ECLI:NL:RBROT:2014:9646
Rechtbank Rotterdam
- Eerste aanleg - meervoudig
- Rechtspraak.nl
Vrijspraak van verdachte voor openlijk geweld tegen lexaanwand in Stadion Feijenoord
In de zaak tegen de verdachte, die op 20 april 2014 in het Feijenoordstadion openlijk geweld zou hebben gepleegd tegen een lexaanwand, heeft de rechtbank Rotterdam op 19 november 2014 uitspraak gedaan. De verdachte werd vrijgesproken van de tenlastegelegde feiten. De rechtbank heeft de videobeelden bestudeerd en kon de vermeende geweldshandelingen niet waarnemen. De verbalisant had in zijn proces-verbaal beschreven dat de verdachte samen met anderen aan de lexaanwand hing en deze wand naar zich toe en van zich af bewoog, wat zou hebben geleid tot schade aan de wand. Echter, de rechtbank concludeerde dat er onvoldoende bewijs was om de verdachte schuldig te verklaren.
De officier van justitie, mr. M.E. Woudman, had gerekwireerd tot een veroordeling, maar de rechtbank oordeelde dat het ten laste gelegde niet wettig en overtuigend bewezen kon worden. De rechtbank heeft vastgesteld dat er geen ander bewijs was dat de verdachte zich schuldig had gemaakt aan het geweld. Daarom werd de verdachte vrijgesproken van de beschuldigingen.

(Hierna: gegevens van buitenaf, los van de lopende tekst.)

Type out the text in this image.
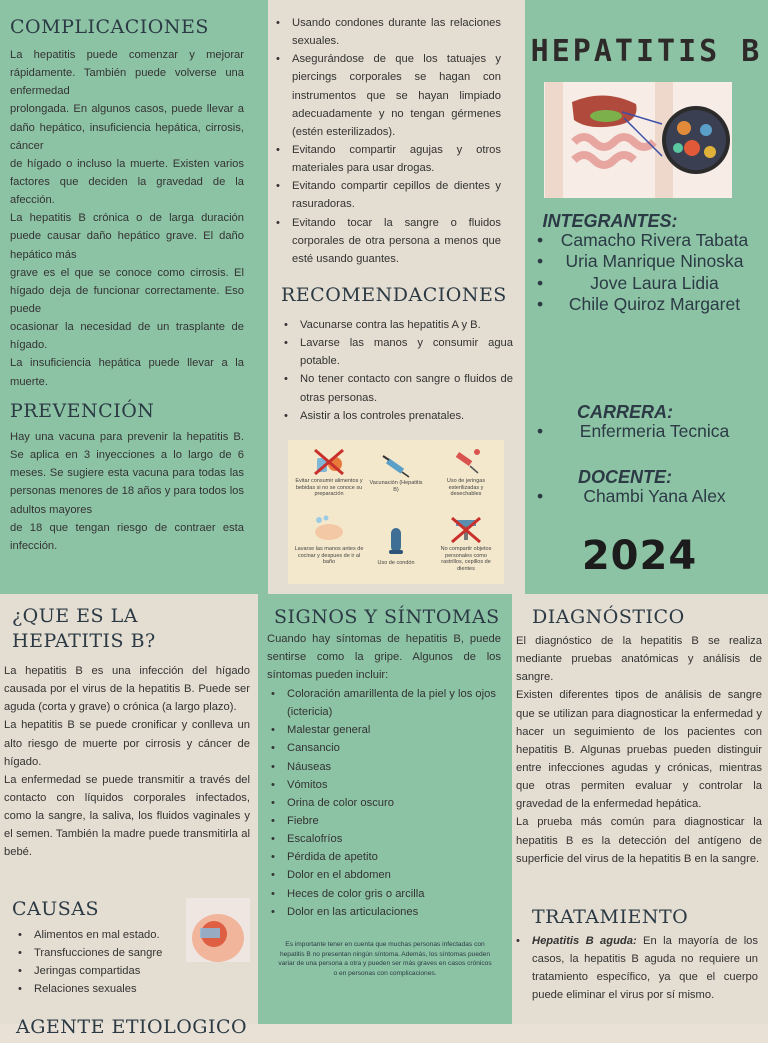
COMPLICACIONES

La hepatitis puede comenzar y mejorar rápidamente. También puede volverse una enfermedad

prolongada. En algunos casos, puede llevar a daño hepático, insuficiencia hepática, cirrosis, cáncer

de hígado o incluso la muerte. Existen varios factores que deciden la gravedad de la afección.

La hepatitis B crónica o de larga duración puede causar daño hepático grave. El daño hepático más

grave es el que se conoce como cirrosis. El hígado deja de funcionar correctamente. Eso puede

ocasionar la necesidad de un trasplante de hígado.

La insuficiencia hepática puede llevar a la muerte.

PREVENCIÓN

Hay una vacuna para prevenir la hepatitis B. Se aplica en 3 inyecciones a lo largo de 6 meses. Se sugiere esta vacuna para todas las personas menores de 18 años y para todos los adultos mayores

de 18 que tengan riesgo de contraer esta infección.

• Usando condones durante las relaciones sexuales.
• Asegurándose de que los tatuajes y piercings corporales se hagan con instrumentos que se hayan limpiado adecuadamente y no tengan gérmenes (estén esterilizados).
• Evitando compartir agujas y otros materiales para usar drogas.
• Evitando compartir cepillos de dientes y rasuradoras.
• Evitando tocar la sangre o fluidos corporales de otra persona a menos que esté usando guantes.
RECOMENDACIONES
• Vacunarse contra las hepatitis A y B.
• Lavarse las manos y consumir agua potable.
• No tener contacto con sangre o fluidos de otras personas.
• Asistir a los controles prenatales.
Evitar consumir alimentos y bebidas si no se conoce su preparación
Vacunación (Hepatitis B)
Uso de jeringas esterilizadas y desechables
Lavarse las manos antes de cocinar y despues de ir al baño	Uso de condón
No compartir objetos personales como rastrillos, cepillos de dientes
HEPATITIS B
INTEGRANTES:
•	Camacho Rivera Tabata
•	Uria Manrique Ninoska
•	Jove Laura Lidia
•	Chile Quiroz Margaret
CARRERA:
•	Enfermeria Tecnica
DOCENTE:
•	Chambi Yana Alex
2024
¿QUE ES LA
HEPATITIS B?

La hepatitis B es una infección del hígado causada por el virus de la hepatitis B. Puede ser aguda (corta y grave) o crónica (a largo plazo).

La hepatitis B se puede cronificar y conlleva un alto riesgo de muerte por cirrosis y cáncer de hígado.

La enfermedad se puede transmitir a través del contacto con líquidos corporales infectados, como la sangre, la saliva, los fluidos vaginales y el semen. También la madre puede transmitirla al bebé.

CAUSAS
• Alimentos en mal estado.
• Transfucciones de sangre
• Jeringas compartidas
• Relaciones sexuales
AGENTE ETIOLOGICO
SIGNOS Y SÍNTOMAS

Cuando hay síntomas de hepatitis B, puede sentirse como la gripe. Algunos de los síntomas pueden incluir:

• Coloración amarillenta de la piel y los ojos (ictericia)
• Malestar general
• Cansancio
• Náuseas
• Vómitos
• Orina de color oscuro
• Fiebre
• Escalofríos
• Pérdida de apetito
• Dolor en el abdomen
• Heces de color gris o arcilla
• Dolor en las articulaciones

Es importante tener en cuenta que muchas personas infectadas con hepatitis B no presentan ningún síntoma. Además, los síntomas pueden variar de una persona a otra y pueden ser más graves en casos crónicos o en personas con complicaciones.

DIAGNÓSTICO

El diagnóstico de la hepatitis B se realiza mediante pruebas anatómicas y análisis de sangre.

Existen diferentes tipos de análisis de sangre que se utilizan para diagnosticar la enfermedad y hacer un seguimiento de los pacientes con hepatitis B. Algunas pruebas pueden distinguir entre infecciones agudas y crónicas, mientras que otras permiten evaluar y controlar la gravedad de la enfermedad hepática.

La prueba más común para diagnosticar la hepatitis B es la detección del antígeno de superficie del virus de la hepatitis B en la sangre.

TRATAMIENTO
• Hepatitis B aguda: En la mayoría de los casos, la hepatitis B aguda no requiere un tratamiento específico, ya que el cuerpo puede eliminar el virus por sí mismo.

De uitspraak werd gedaan door een meervoudige kamer voor strafzaken, onder leiding van voorzitter mr. V. Mul, en de rechters D.C. van Reekum en J. van den Bos. De uitspraak vond plaats in tegenwoordigheid van griffier mr. W.A.J.A. Welten. Dit vonnis is openbaar uitgesproken en de rechtbank heeft de beslissing gemotiveerd door te verwijzen naar het gebrek aan bewijs voor de tenlastelegging.